La CBT è indicata per il trattamento di diversi disturbi psicologici e comportamentali. Oltre ai disturbi già indicati, si possono aggiungere:
- disturbo da attacchi di panico
- fobie
- dipendenze
- disturbi della personalità.
Può essere utilizzata sia negli adulti che nei bambini e adolescenti. È considerata una delle terapie psicologiche più efficaci per molti disturbi.
Cosa fa lo psicologo cognitivo?
Il terapeuta cognitivo-comportamentale svolge diverse funzioni.
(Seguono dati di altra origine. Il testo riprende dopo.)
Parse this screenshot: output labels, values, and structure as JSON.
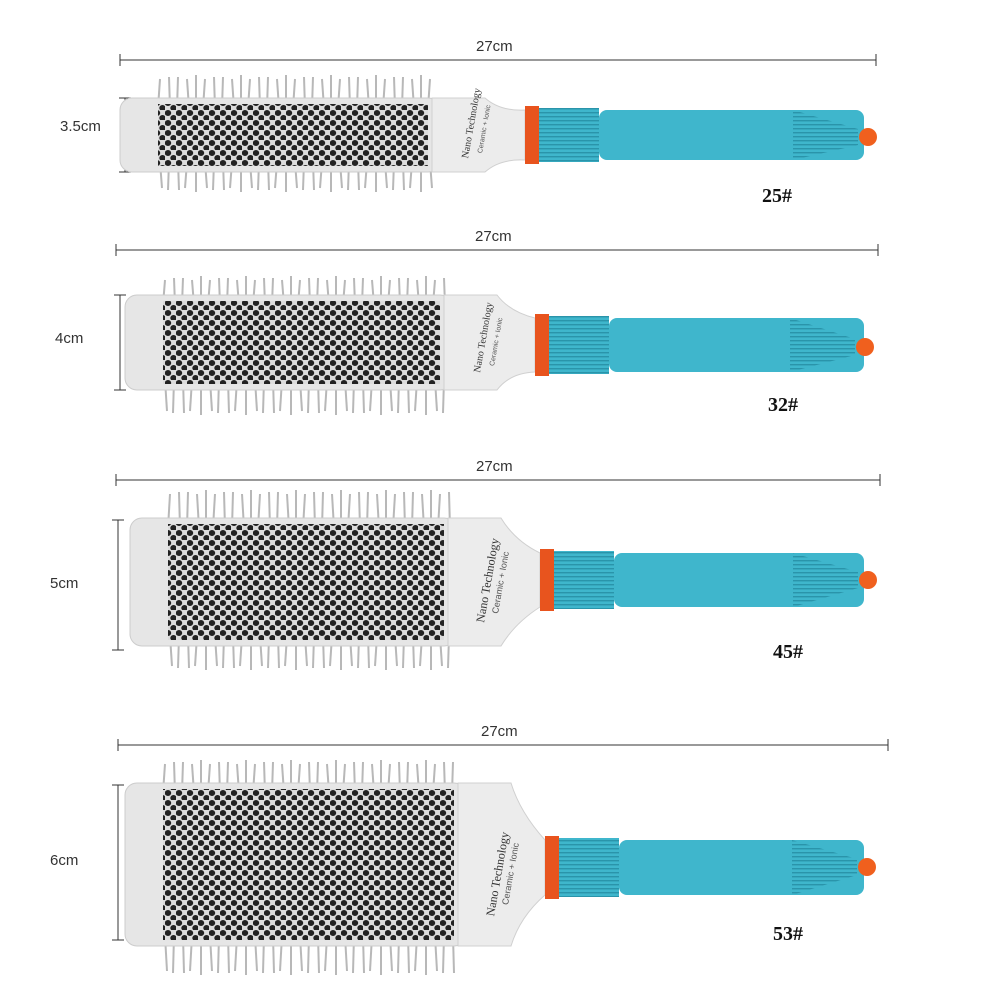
{
  "colors": {
    "handle": "#3fb6cc",
    "band": "#e8541e",
    "tip": "#f0601e",
    "barrel": "#e6e6e6",
    "bristle": "#b8b8b8",
    "line": "#333333"
  },
  "brand_text": {
    "line1": "Nano Technology",
    "line2": "Ceramic + Ionic"
  },
  "brushes": [
    {
      "length": "27cm",
      "diameter": "3.5cm",
      "size": "25#"
    },
    {
      "length": "27cm",
      "diameter": "4cm",
      "size": "32#"
    },
    {
      "length": "27cm",
      "diameter": "5cm",
      "size": "45#"
    },
    {
      "length": "27cm",
      "diameter": "6cm",
      "size": "53#"
    }
  ]
}
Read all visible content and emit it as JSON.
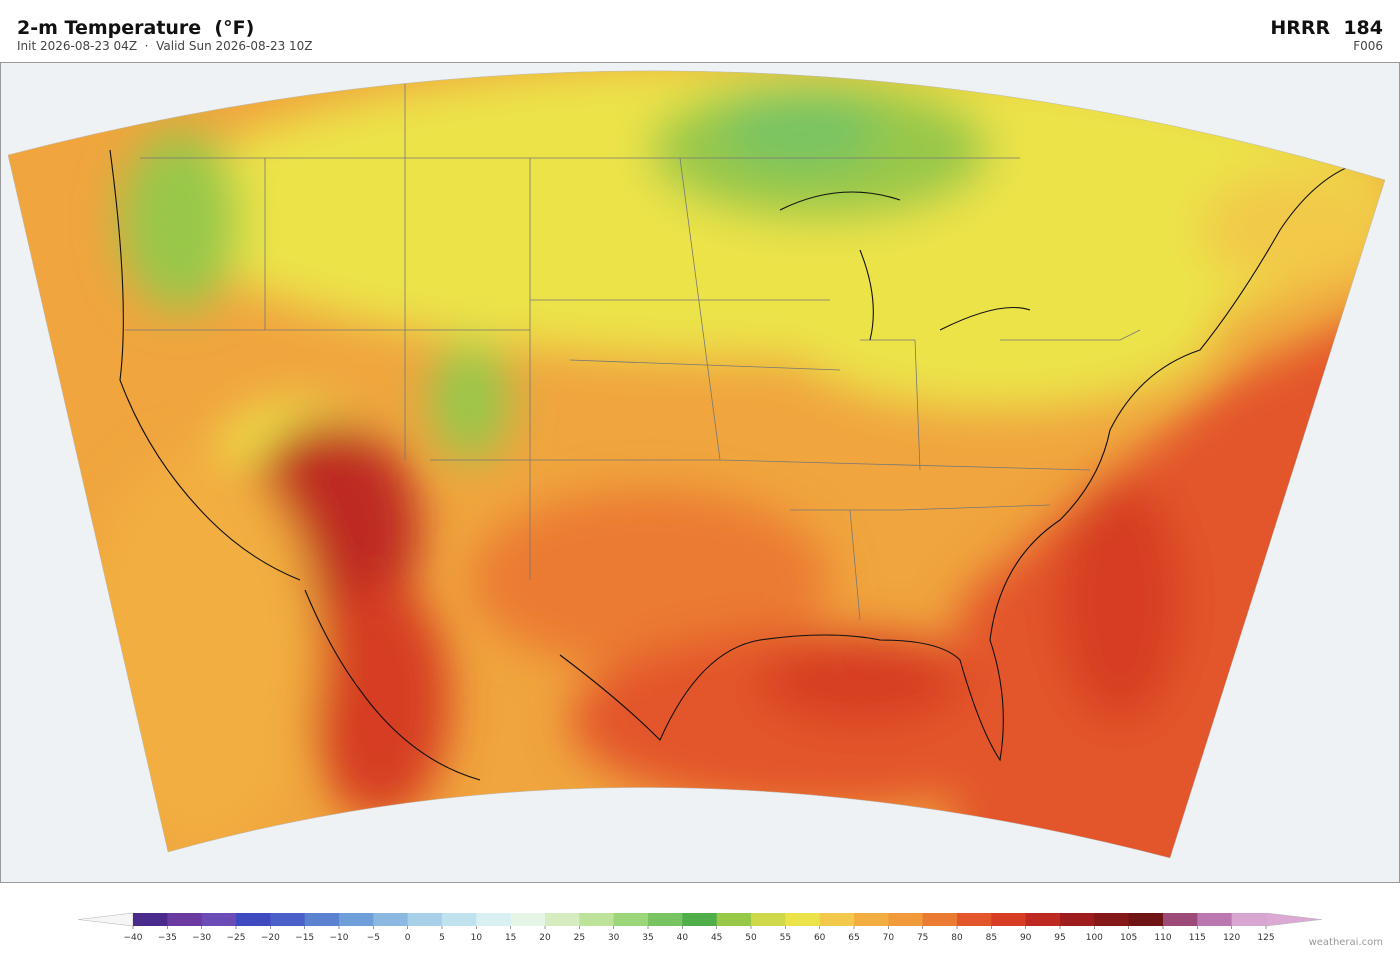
{
  "header": {
    "title": "2-m Temperature  (°F)",
    "subtitle": "Init 2026-08-23 04Z  ·  Valid Sun 2026-08-23 10Z",
    "model": "HRRR  184",
    "forecast_hour": "F006"
  },
  "colorbar": {
    "ticks": [
      {
        "value": -40,
        "label": "−40"
      },
      {
        "value": -35,
        "label": "−35"
      },
      {
        "value": -30,
        "label": "−30"
      },
      {
        "value": -25,
        "label": "−25"
      },
      {
        "value": -20,
        "label": "−20"
      },
      {
        "value": -15,
        "label": "−15"
      },
      {
        "value": -10,
        "label": "−10"
      },
      {
        "value": -5,
        "label": "−5"
      },
      0,
      5,
      10,
      15,
      20,
      25,
      30,
      35,
      40,
      45,
      50,
      55,
      60,
      65,
      70,
      75,
      80,
      85,
      90,
      95,
      100,
      105,
      110,
      115,
      120,
      125
    ],
    "colors": [
      "#4a2a8c",
      "#6a3aa0",
      "#6b4bb5",
      "#3f4ac0",
      "#4a60c8",
      "#5a82d0",
      "#6e9fd8",
      "#8ab8e0",
      "#a8d0e8",
      "#c0e2ef",
      "#d8f0f2",
      "#e6f6e6",
      "#d4ecc0",
      "#bde29a",
      "#9cd67a",
      "#78c462",
      "#4fae4a",
      "#98c848",
      "#cfd84a",
      "#ece34a",
      "#f2c94a",
      "#f2ae40",
      "#f09a3c",
      "#eb7a33",
      "#e3552b",
      "#d63d24",
      "#be2a22",
      "#9e1c1c",
      "#841818",
      "#6e1414",
      "#9c4a78",
      "#bb78b0",
      "#d8a4d0"
    ],
    "under_color": "#f6f6f6",
    "over_color": "#dca8d4"
  },
  "footer": "weatherai.com"
}
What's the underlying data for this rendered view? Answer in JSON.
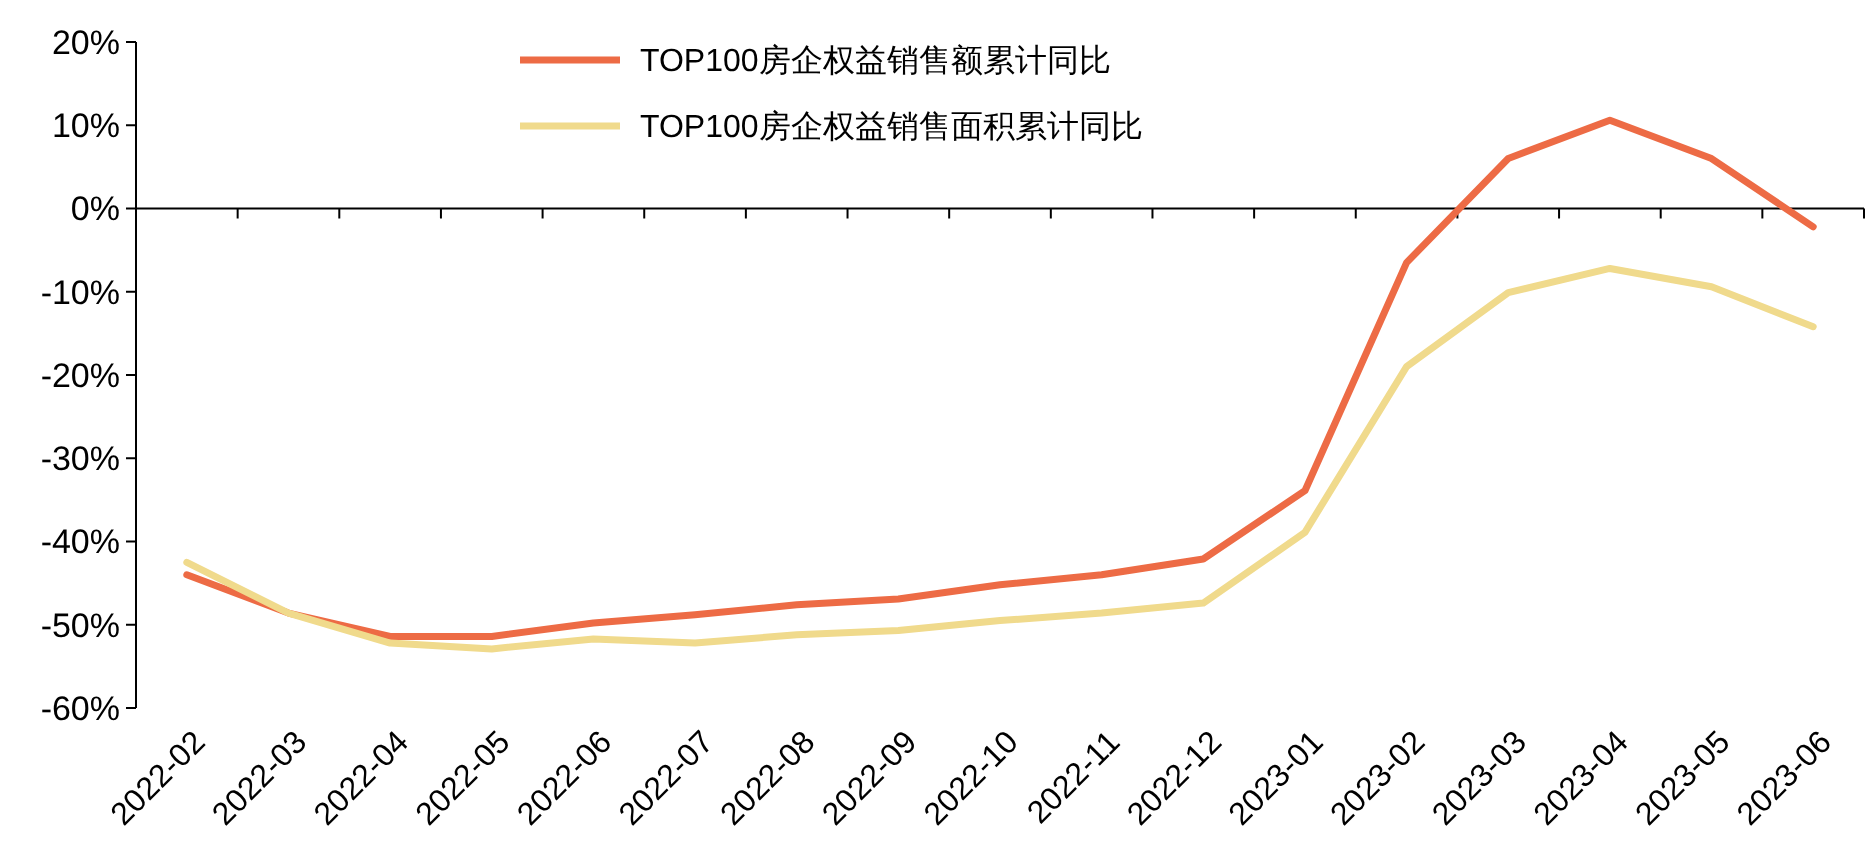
{
  "chart_data": {
    "type": "line",
    "categories": [
      "2022-02",
      "2022-03",
      "2022-04",
      "2022-05",
      "2022-06",
      "2022-07",
      "2022-08",
      "2022-09",
      "2022-10",
      "2022-11",
      "2022-12",
      "2023-01",
      "2023-02",
      "2023-03",
      "2023-04",
      "2023-05",
      "2023-06"
    ],
    "series": [
      {
        "name": "TOP100房企权益销售额累计同比",
        "color": "#ed6b45",
        "values": [
          -44.0,
          -48.6,
          -51.4,
          -51.4,
          -49.8,
          -48.8,
          -47.6,
          -46.9,
          -45.2,
          -44.0,
          -42.1,
          -33.9,
          -6.5,
          6.0,
          10.6,
          6.0,
          -2.2
        ]
      },
      {
        "name": "TOP100房企权益销售面积累计同比",
        "color": "#f0da8c",
        "values": [
          -42.5,
          -48.6,
          -52.2,
          -52.9,
          -51.7,
          -52.2,
          -51.2,
          -50.7,
          -49.5,
          -48.6,
          -47.4,
          -38.9,
          -19.0,
          -10.1,
          -7.2,
          -9.4,
          -14.2
        ]
      }
    ],
    "ylim": [
      -60,
      20
    ],
    "yticks": [
      {
        "value": -60,
        "label": "-60%"
      },
      {
        "value": -50,
        "label": "-50%"
      },
      {
        "value": -40,
        "label": "-40%"
      },
      {
        "value": -30,
        "label": "-30%"
      },
      {
        "value": -20,
        "label": "-20%"
      },
      {
        "value": -10,
        "label": "-10%"
      },
      {
        "value": 0,
        "label": "0%"
      },
      {
        "value": 10,
        "label": "10%"
      },
      {
        "value": 20,
        "label": "20%"
      }
    ],
    "legend": "top",
    "marker": "none",
    "line_style": "solid"
  }
}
Per prima cosa valuta il problema del paziente e fissa gli obiettivi terapeutici, quindi spiega il modello cognitivo e insegna tecniche specifiche.
Nell’aiutare il paziente a riconoscere pensieri e convinzioni disfunzionali insegna anche a contestare i pensieri negativi. È una guida per adottare interpretazioni alternative più funzionali. Assiste il paziente nello sviluppo di nuove abilità e nella messa in pratica di comportamenti più adattivi.
Il suo ruolo si completa con l’assegnazione di esercizi e attività da svolgere. Come ad esempio il monitoraggio dei pensieri, anche attraverso l’uso di un diario emotivo. Infine, presta attenzione ai progressi e previene le ricadute.
Quali sono i disturbi cognitivi?
I principali disturbi cognitivi trattati con la CBT sono:
- pensiero dicotomico. Una visione polarizzata degli eventi, espressa con pensieri del tipo “Tutto o niente”
- filtraggio, ovvero una enfatizzazione degli aspetti negativi ed esclusione di quelli positivi
- catastrofizzazione, quindi una previsione irrealistica di conseguenze negative estreme.
- svalutazione di sé, una sottovalutazione delle proprie qualità e capacità.
- personalizzazione, che consiste nell’attribuzione degli eventi negativi a colpe proprie
- ipergeneralizzazione, definibile come estensione di conclusioni negative da un singolo evento a situazioni diverse.
Quante sedute di psicoterapia cognitivo comportamentale servono?
Il numero di sedute necessarie dipende dal disturbo e dalla sua gravità. In genere, la CBT prevede un numero limitato di sedute, dalle 8 alle 20. I casi più gravi possono richiedere anche 30, 40 sedute.
La frequenza è solitamente settimanale. La durata di ogni seduta va dai 45 ai 60 minuti. Obiettivo della terapia-cognitivo comportamentale è fornire un training relativamente breve per alleviare sintomi acuti e migliorare il funzionamento psicosociale.